The general moral welfare of railroad men has received much attention in late years, and affords a wide field for work by all who will. Many railroads have co-operated with the Young Men's Christian Association branches, started by a few of the employees, in building and equipping reading-rooms, libraries, etc., and the companies give many hundred dollars annually toward the support of these resorts, which serve to keep many a young trainman away from loafing places of a questionable character or worse. Mr. Cornelius Vanderbilt, whose millions came largely out of the profits of the New York Central & Hudson River Railroad, has set a good example to other railroad millionaires in the erection of a building for the employees of that road in New York City, whose luxuriousness is an evidence that he loves his neighbor as himself, even if that neighbor be a plain brakeman earning but low wages. That the resorts provided for railroad men are appreciated is evidenced by their records.

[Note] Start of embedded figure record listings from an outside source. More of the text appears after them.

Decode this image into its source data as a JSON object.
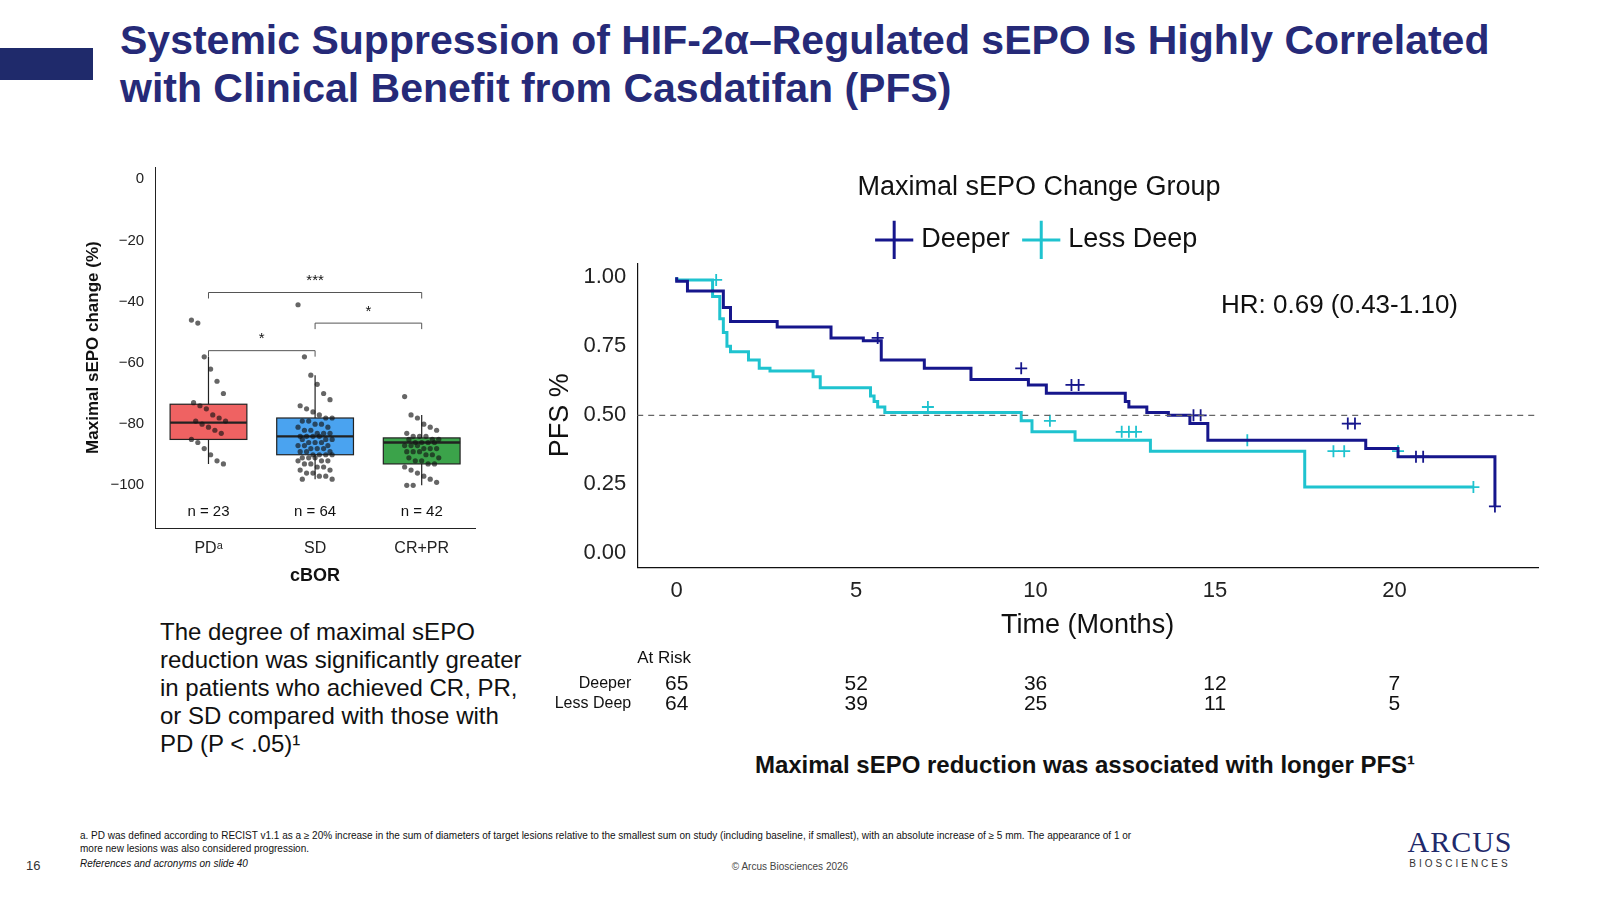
{
  "header": {
    "title": "Systemic Suppression of HIF-2α–Regulated sEPO Is Highly Correlated with Clinical Benefit from Casdatifan (PFS)"
  },
  "chart_data": [
    {
      "type": "box",
      "x_label": "cBOR",
      "y_label": "Maximal sEPO change (%)",
      "categories": [
        "PDᵃ",
        "SD",
        "CR+PR"
      ],
      "colors": [
        "#ef6262",
        "#4aa3f0",
        "#3ba34a"
      ],
      "n_labels": [
        "n = 23",
        "n = 64",
        "n = 42"
      ],
      "box": [
        {
          "whisker_low": -93,
          "q1": -85,
          "median": -79.5,
          "q3": -73.5,
          "whisker_high": -58
        },
        {
          "whisker_low": -98,
          "q1": -90,
          "median": -84,
          "q3": -78,
          "whisker_high": -64
        },
        {
          "whisker_low": -100,
          "q1": -93,
          "median": -86,
          "q3": -84.5,
          "whisker_high": -77
        }
      ],
      "points": [
        [
          -46,
          -47,
          -58,
          -62,
          -66,
          -70,
          -73,
          -74,
          -75,
          -77,
          -78,
          -79,
          -79,
          -80,
          -81,
          -82,
          -83,
          -85,
          -86,
          -88,
          -90,
          -92,
          -93
        ],
        [
          -41,
          -58,
          -64,
          -67,
          -70,
          -72,
          -74,
          -75,
          -76,
          -77,
          -78,
          -78,
          -79,
          -79,
          -80,
          -80,
          -81,
          -81,
          -82,
          -82,
          -83,
          -83,
          -83,
          -84,
          -84,
          -84,
          -84,
          -85,
          -85,
          -85,
          -86,
          -86,
          -86,
          -87,
          -87,
          -87,
          -88,
          -88,
          -88,
          -89,
          -89,
          -89,
          -90,
          -90,
          -90,
          -90,
          -91,
          -91,
          -91,
          -92,
          -92,
          -92,
          -93,
          -93,
          -94,
          -94,
          -95,
          -95,
          -96,
          -96,
          -97,
          -97,
          -98,
          -98
        ],
        [
          -71,
          -77,
          -78,
          -80,
          -81,
          -82,
          -83,
          -84,
          -84,
          -84,
          -85,
          -85,
          -85,
          -86,
          -86,
          -86,
          -86,
          -87,
          -87,
          -87,
          -88,
          -88,
          -88,
          -89,
          -89,
          -89,
          -90,
          -90,
          -91,
          -91,
          -92,
          -92,
          -93,
          -93,
          -94,
          -95,
          -96,
          -97,
          -98,
          -99,
          -100,
          -100
        ]
      ],
      "significance": [
        {
          "from": "PDᵃ",
          "to": "CR+PR",
          "y": -37,
          "label": "***"
        },
        {
          "from": "SD",
          "to": "CR+PR",
          "y": -47,
          "label": "*"
        },
        {
          "from": "PDᵃ",
          "to": "SD",
          "y": -56,
          "label": "*"
        }
      ],
      "xlim": [
        -0.5,
        2.5
      ],
      "ylim": [
        -114,
        4
      ],
      "yticks": [
        0,
        {
          "value": -20,
          "label": "−20"
        },
        {
          "value": -40,
          "label": "−40"
        },
        {
          "value": -60,
          "label": "−60"
        },
        {
          "value": -80,
          "label": "−80"
        },
        {
          "value": -100,
          "label": "−100"
        }
      ],
      "grid": false
    },
    {
      "type": "line",
      "legend_title": "Maximal sEPO Change Group",
      "legend": "top",
      "x_label": "Time (Months)",
      "y_label": "PFS %",
      "xlim": [
        -1.1,
        24
      ],
      "xticks": [
        0,
        5,
        10,
        15,
        20
      ],
      "ylim": [
        -0.05,
        1.05
      ],
      "yticks": [
        {
          "value": 0,
          "label": "0.00"
        },
        {
          "value": 0.25,
          "label": "0.25"
        },
        {
          "value": 0.5,
          "label": "0.50"
        },
        {
          "value": 0.75,
          "label": "0.75"
        },
        {
          "value": 1,
          "label": "1.00"
        }
      ],
      "grid": false,
      "line_style": "step",
      "series": [
        {
          "name": "Deeper",
          "color": "#16168c",
          "marker": "+",
          "x": [
            0,
            0.3,
            1.3,
            1.5,
            2.8,
            4.3,
            5.2,
            5.7,
            6.9,
            8.2,
            9.8,
            10.3,
            12.5,
            12.6,
            13.1,
            13.7,
            14.3,
            14.8,
            19.2,
            20.1,
            20.5,
            22.8,
            22.8
          ],
          "values": [
            1,
            0.985,
            0.95,
            0.89,
            0.84,
            0.82,
            0.78,
            0.77,
            0.7,
            0.67,
            0.63,
            0.61,
            0.58,
            0.55,
            0.53,
            0.51,
            0.5,
            0.47,
            0.41,
            0.38,
            0.35,
            0.35,
            0.17
          ],
          "censored": {
            "x": [
              5.6,
              9.6,
              11.0,
              11.2,
              14.4,
              14.6,
              18.7,
              18.9,
              20.6,
              20.8,
              22.8
            ],
            "values": [
              0.78,
              0.67,
              0.61,
              0.61,
              0.5,
              0.5,
              0.47,
              0.47,
              0.35,
              0.35,
              0.17
            ]
          }
        },
        {
          "name": "Less Deep",
          "color": "#1fc3cf",
          "marker": "+",
          "x": [
            0,
            1.0,
            1.2,
            1.3,
            1.4,
            1.5,
            2.0,
            2.3,
            2.6,
            3.8,
            4.0,
            5.4,
            5.5,
            5.6,
            5.8,
            9.6,
            9.9,
            11.1,
            13.2,
            17.5,
            21.5,
            22.2
          ],
          "values": [
            1,
            0.99,
            0.93,
            0.85,
            0.8,
            0.75,
            0.73,
            0.7,
            0.67,
            0.66,
            0.64,
            0.6,
            0.57,
            0.55,
            0.53,
            0.51,
            0.48,
            0.44,
            0.41,
            0.37,
            0.24,
            0.24
          ],
          "censored": {
            "x": [
              1.1,
              7.0,
              10.4,
              12.4,
              12.6,
              12.8,
              15.9,
              18.3,
              18.6,
              20.1,
              22.2
            ],
            "values": [
              0.99,
              0.53,
              0.48,
              0.44,
              0.44,
              0.44,
              0.41,
              0.37,
              0.37,
              0.37,
              0.24
            ]
          }
        }
      ],
      "reference_line": {
        "y": 0.5,
        "line_style": "dashed"
      },
      "annotations": [
        {
          "text": "HR: 0.69 (0.43-1.10)"
        }
      ],
      "at_risk": {
        "title": "At Risk",
        "times": [
          0,
          5,
          10,
          15,
          20
        ],
        "rows": [
          {
            "name": "Deeper",
            "values": [
              65,
              52,
              36,
              12,
              7
            ]
          },
          {
            "name": "Less Deep",
            "values": [
              64,
              39,
              25,
              11,
              5
            ]
          }
        ]
      }
    }
  ],
  "text": {
    "note": "The degree of maximal sEPO reduction was significantly greater in patients who achieved CR, PR, or SD compared with those with PD (P < .05)¹",
    "caption": "Maximal sEPO reduction was associated with longer PFS¹",
    "footnote": "a. PD was defined according to RECIST v1.1 as a ≥ 20% increase in the sum of diameters of target lesions relative to the smallest sum on study (including baseline, if smallest), with an absolute increase of ≥ 5 mm. The appearance of 1 or more new lesions was also considered progression.",
    "references": "References and acronyms on slide 40",
    "page_number": 16,
    "copyright": "© Arcus Biosciences 2026",
    "logo": "ARCUS",
    "logo_sub": "BIOSCIENCES"
  }
}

Of the trainmen who regularly come into the Grand Central Station in New York, 46 per cent. are members of the Association occupying the building given by Mr. Vanderbilt, and 65 per cent. make use of the rooms more or less regularly. Rooms in numerous other cities also make encouraging showings.

Railroad officers, with their great advantages for enlightenment, owe it to themselves and their men to see that the thousands under them have fair opportunities for rising in the world, and that the owners of the immense corporations which stand as masters of such vast armies fully understand their measure of responsibility in the premises. Science and invention, machinery and improved methods, have effected great changes in the railroad art, but the American nation, which travels more than any other, still recognizes the fact that faithful and efficient men are an essential factor in the prosecution of that art. People desire to deal with a personality, and therefore wish to see the personnel of the railroad service fostered and perfected.

FOOTNOTES:

[33] See "Safety in Railroad Travel," [page 222.]

[34] The New York elevated roads run 3,500 trains a day, each one passing signals (likely to indicate danger) every hundred rods, almost. Who can expect engineers never to blunder in such innumerable operations?

[35] Mr. Porter King, of Springfield, Mass., who has run an engine on the Boston & Albany road for forty-five years, and who served on the Mohawk & Hudson, the Long Island, and the New Jersey Railroads in 1833–44, when horses were the motive power and the reverse lever consisted of a pair of reins, ran until December, 1887, before his engine ever killed a person.